And so I will say one thing, and I really kind of meant to say this earlier, we’ve also – I’m sort of happy to say that our trade core division, historically, HireQuest has really never done much as far as targeting skilled construction labor. And in the very last days of 2022, we spun up a division called TradeCorp. And we are – I’m happy to say that in 9 months, we’ve – it’s making significant, significant, I shouldn’t say significantly, I guess, it’s significant, it’s not 10% of our sales or anything. But I mean, it is doing nicely. It’s setting up to be hopefully meaningful in the future. And it’s one of the ways for anybody who’s even sort of investors, said, look, we’re not a one-trick pony. We’re not out there, just – let’s just go buy, buy, buy, buy, buy.
It’s not what we’re trying to do. Also, we still want to grow organically and skilled trades is one of those areas that we perceive, first of all, due to demographic reasons. It’s trades people are going to be harder and harder to find. And so we’re trying to position ourselves gobsmacked in the center of that, of that field. And like I said, we’re very happy with our progress. But I want, again, investors to understand as well, we don’t just – we’re not just out looking to buy people. We’re also looking to grow internally as well. And TradeCorp is a good example of that.
Kevin Steinke: Okay. That’s very helpful. And just talking again about the pending acquisition of TEC. Wondering if you could provide any background or color on how that deal came about? And is that a business that maybe was a little more financially stressed with the downturn in the economy? Or how healthy were they? Are they just trying to get a sense as to how that plays into the pipeline and…
Rick Hermanns: Yes. So it was not – no TEC was not a distressed company at all. The owner seller is – but is somebody who – he’s been in the business for 40-some-odd years. And so this was – and just clearly a retirement strategy. And so he is a pretty advanced age. So it was completely related to that. That said, we’re buying it going in sort of the $34 million that we put out there is what the TTM sales are that’s probably 15% to 18% off what it was what the TTM would have been, let’s just say, in January of ‘23. So the good news is the sort of the decline in sales has been sort of already absorbed within that. So that’s a good thing. And from that perspective, it is a – as far as how it was came about, it’s just basically our VP of Corporate Development, David Hartley, just out there sourcing deals.
We’re always out there sourcing deals. And so it was one of 10 different ones that we were looking at, let’s say, in April, May. And fortunately, we were able to come to a deal. It’s a very nice deal for us insofar as it’s very typical of the types of people that we place historically. So there’s no – it’s right down the fairway. And maybe for us, what I like about the deal as well is geographically, it strengthens our presence in the state of Arkansas. We’ve had a presence there, but it really fleshes it, it really fleshes it out. And we’re hopeful that some of the national accounts that we have are going to be able to be – are going to be able to access those in Arkansas, where TEC hadn’t in the past. And so we’re very bullish on it.
We’re very bullish on it.
Kevin Steinke: Okay, that’s great color. Appreciate that. And thanks for taking the questions. I will turn it back over.

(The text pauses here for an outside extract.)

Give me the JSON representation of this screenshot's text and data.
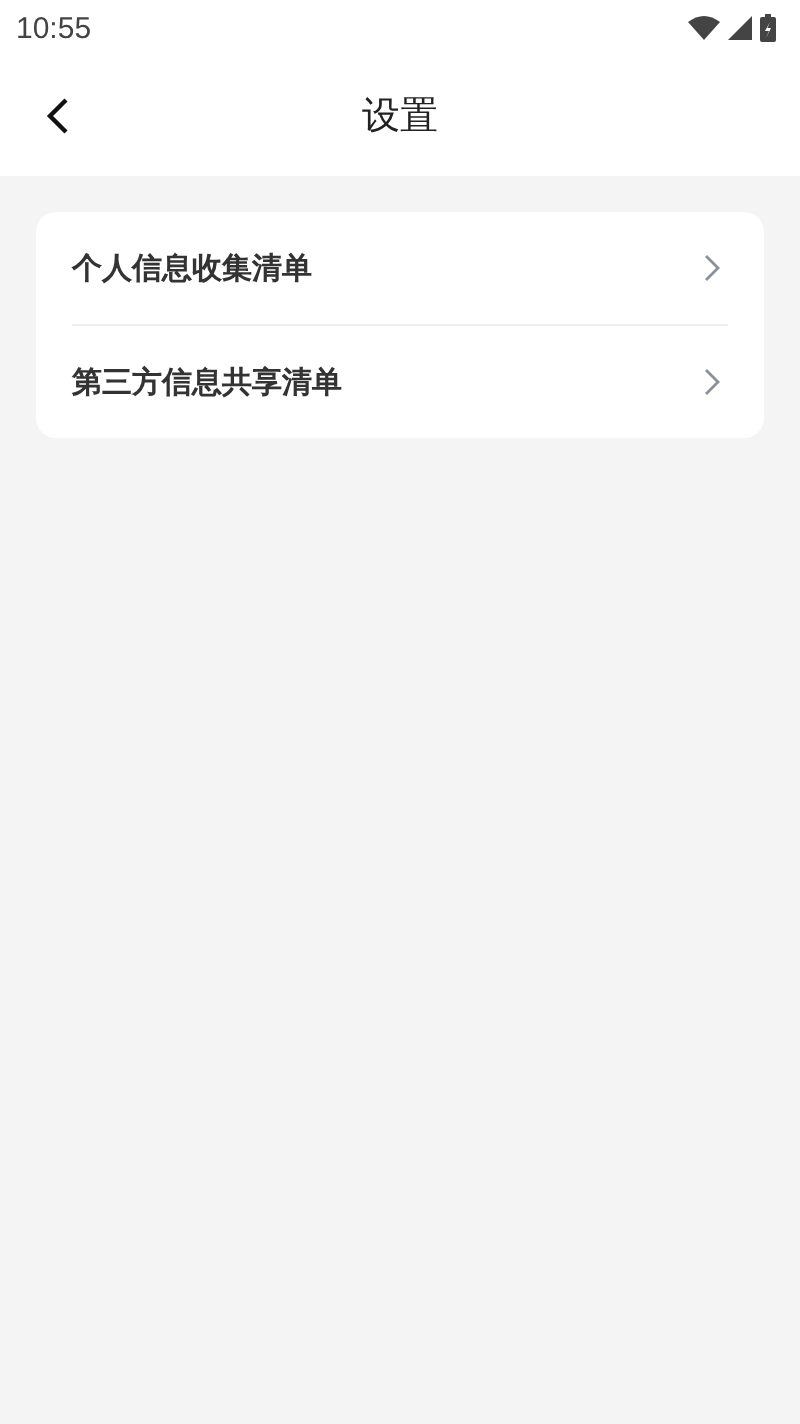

Operator: Thank you. We have no further questions in the queue at this time. So I will hand it back over to management for their closing remarks.
Rick Hermanns: I want to thank everybody who has joined us. I realize that sort of the top line, at least if you count earnings is kind of the top line are less than what we would have hoped. I – hopefully, if you listen carefully to what’s being said, number one, it comports with what, really what I said for the last few years, which is an expansion even if it means that we leave one out of three open positions unfilled is better than a recession or better than a stressed economy. And so what you’re seeing really what started in Q1, but has especially become apparent in Q2 and Q3 is we are absolutely subject to the cyclicality of the economy. And the fundamentals of what we do haven’t necessarily changed outside of the workers’ comp, which, like I said, we believe that we will be able to rectify a significant portion of that, again, not promising that, that some of that may not be a little bit of an impairment, but it’s not – we certainly do not expect any more quarters like we did this past quarter.
We think that we will be definitely – we’re making progress towards sort of rectifying at least the bulk of those negative comparisons. So again, I want to thank our franchisees, I want to thank our employees, and I want to thank our investors and look forward to a great fourth quarter. Thank you.
Operator: Thank you, ladies and gentlemen. This concludes today’s conference, and you may disconnect your lines at this time, and we thank you for your participation.